Meskipun secara prosedural tatanan demokratis telah terwujud di daerah, tetapi masih banyak masalah yang belum terpecahkan. Namun, masalah kesenjangan antara prilaku DPRD dengan apa dikehendaki oleh para konstituen mereka tetap belum dapat diatasi sampai sekarang. Dinamika politik di daerah menganadung tendensi kuat bahwa pejabat lebih memperhatikan kepentingan Parpol ketimbang kepentingan publik. Korupsi menjangkiti para politisi dan petinggi di seluruh jenjang Pemerintahan daerah mengakibakan sikap skeptis terhadap para pengambil keputusan di daerah.
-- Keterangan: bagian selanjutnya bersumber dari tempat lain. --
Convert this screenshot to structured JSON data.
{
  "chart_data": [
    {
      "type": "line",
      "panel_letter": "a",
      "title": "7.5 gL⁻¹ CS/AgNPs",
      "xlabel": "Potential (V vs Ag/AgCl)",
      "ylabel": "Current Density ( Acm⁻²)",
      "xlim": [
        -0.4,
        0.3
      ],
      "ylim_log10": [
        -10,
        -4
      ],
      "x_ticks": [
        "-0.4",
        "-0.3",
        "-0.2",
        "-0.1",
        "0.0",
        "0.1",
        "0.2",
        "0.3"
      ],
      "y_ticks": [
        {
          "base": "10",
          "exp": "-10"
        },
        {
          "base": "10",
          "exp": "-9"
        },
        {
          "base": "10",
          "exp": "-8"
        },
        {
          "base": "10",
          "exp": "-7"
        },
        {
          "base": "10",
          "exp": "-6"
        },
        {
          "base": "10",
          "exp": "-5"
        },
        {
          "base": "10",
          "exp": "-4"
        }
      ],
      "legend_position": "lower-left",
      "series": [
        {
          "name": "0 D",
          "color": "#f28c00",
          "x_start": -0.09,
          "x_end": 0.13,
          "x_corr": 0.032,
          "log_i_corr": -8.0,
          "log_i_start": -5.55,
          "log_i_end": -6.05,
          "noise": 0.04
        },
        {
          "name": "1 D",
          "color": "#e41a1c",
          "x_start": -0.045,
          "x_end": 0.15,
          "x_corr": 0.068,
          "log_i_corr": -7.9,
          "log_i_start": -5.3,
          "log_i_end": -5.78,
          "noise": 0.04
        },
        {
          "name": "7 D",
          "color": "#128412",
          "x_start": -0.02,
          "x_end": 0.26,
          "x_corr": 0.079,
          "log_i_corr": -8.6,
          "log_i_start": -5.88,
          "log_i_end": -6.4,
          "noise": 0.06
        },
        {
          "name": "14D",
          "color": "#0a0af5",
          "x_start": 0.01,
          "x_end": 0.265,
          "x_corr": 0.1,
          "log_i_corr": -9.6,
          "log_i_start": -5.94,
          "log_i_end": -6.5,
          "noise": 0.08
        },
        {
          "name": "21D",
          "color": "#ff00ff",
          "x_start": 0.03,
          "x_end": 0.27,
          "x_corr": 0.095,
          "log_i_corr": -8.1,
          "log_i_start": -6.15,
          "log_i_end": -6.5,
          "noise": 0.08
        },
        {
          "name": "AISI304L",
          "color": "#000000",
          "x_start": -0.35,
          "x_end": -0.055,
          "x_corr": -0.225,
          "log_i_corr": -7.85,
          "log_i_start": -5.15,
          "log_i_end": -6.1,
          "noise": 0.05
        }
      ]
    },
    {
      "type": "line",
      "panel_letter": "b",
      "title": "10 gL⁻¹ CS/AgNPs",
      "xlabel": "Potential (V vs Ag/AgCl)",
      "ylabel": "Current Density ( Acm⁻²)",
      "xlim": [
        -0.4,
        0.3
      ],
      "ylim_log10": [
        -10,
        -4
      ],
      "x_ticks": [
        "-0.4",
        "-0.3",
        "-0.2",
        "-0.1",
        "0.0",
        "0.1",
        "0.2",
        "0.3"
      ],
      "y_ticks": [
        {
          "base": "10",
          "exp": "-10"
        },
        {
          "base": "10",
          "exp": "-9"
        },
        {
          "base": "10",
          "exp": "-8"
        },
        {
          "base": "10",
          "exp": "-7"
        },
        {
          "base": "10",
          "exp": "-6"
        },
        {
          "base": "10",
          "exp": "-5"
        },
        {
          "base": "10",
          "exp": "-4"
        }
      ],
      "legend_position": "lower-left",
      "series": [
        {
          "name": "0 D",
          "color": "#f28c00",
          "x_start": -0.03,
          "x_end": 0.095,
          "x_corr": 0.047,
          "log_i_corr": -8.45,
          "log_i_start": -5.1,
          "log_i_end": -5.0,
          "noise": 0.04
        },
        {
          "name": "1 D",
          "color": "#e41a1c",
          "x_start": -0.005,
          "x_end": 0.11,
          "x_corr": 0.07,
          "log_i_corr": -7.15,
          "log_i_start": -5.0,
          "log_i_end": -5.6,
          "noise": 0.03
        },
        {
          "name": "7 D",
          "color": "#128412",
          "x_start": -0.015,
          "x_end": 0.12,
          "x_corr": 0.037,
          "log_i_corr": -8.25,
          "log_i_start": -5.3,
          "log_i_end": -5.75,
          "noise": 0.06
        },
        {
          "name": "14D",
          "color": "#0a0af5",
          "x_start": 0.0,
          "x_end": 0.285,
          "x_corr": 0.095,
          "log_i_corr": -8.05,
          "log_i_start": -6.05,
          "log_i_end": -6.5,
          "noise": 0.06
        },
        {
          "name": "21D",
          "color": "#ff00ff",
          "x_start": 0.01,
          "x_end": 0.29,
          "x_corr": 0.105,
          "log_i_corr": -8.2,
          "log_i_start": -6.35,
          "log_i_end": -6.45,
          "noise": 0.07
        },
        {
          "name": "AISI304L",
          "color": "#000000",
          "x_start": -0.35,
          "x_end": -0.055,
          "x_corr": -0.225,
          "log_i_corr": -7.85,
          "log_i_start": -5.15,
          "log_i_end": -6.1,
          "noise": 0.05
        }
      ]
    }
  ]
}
Potret korupsi semakin mengerikan. Korupsi tidak hanya terjadi di tingkat pejabat negara dengan segala unsur seperti Bupati/Walikota, pejabat musyawarah pimpinan daerah (Muspida), atau DPRD. Namun, sebagaimana ditegaskan Hadi Supeno, seorang Mantan Wakil Bupati penulis buku Korupsi di Daerah: Kesaksian, Pengalaman, dan Pengakuan (2010), korupsi telah merembet ke berbagai elemen masyarakat, mulai dari kalangan parpol, LSM, tokoh agama, hingga perguruan tinggi. Semua terlibat korupsi, Perguruan Tinggi seringkali melegitimasi proyek-proyek korup dengan penelitian bayaran, sedangkan tokoh agama acapkali menjadi juru doa proyek korup. Tidak ada lagi pejabat daerah memenangi pemilihan dengan jujur atau tanpa menggelontorkan uang ke calon pemilih. Akibatnya, ketika menjabat mereka berperilaku korup. Dalam hitungan, Kebocoran uang APBD rata-rata mencapai 20 %. Sebagian adalah untuk biaya Pilkada pada priode berikutnya. (Hadi Supeno, (Kompas.Com, 24 Desember 2009).
Fenomena Korupsi di Daerah Era Reformasi

Menurut ICW, Fenomena korupsi di daerah sudah demikian rumit mulai dari pola dilakukan. Salah satu sebab adalah para pemain di daerah mempunyai kekuasaan penuh dan praktis tanpa ada pengawasan berarti. Pejabat benar-benar berkuasa di daerah adalah Bupati dan Walikota, Bahkan Gubernur sekalipun tidak sangup “mengatur”para raja-raja baru di daerah tersebut. Penyimpangan telah merambah secara merata di Pemerintahan daerah, acapkali dinilai telah memasuki era korupsi di daerah. Kerugian negara tidak hanya berumber dari APBN digegrogoti, termasuk juga APBD. Jenis penyimpangan sebagian besar mengindikasikan praktik KKN. Pada umumnya berujung ada timbulnya kerugian negara atau daerah (Pelita, 16 Agustus 2010).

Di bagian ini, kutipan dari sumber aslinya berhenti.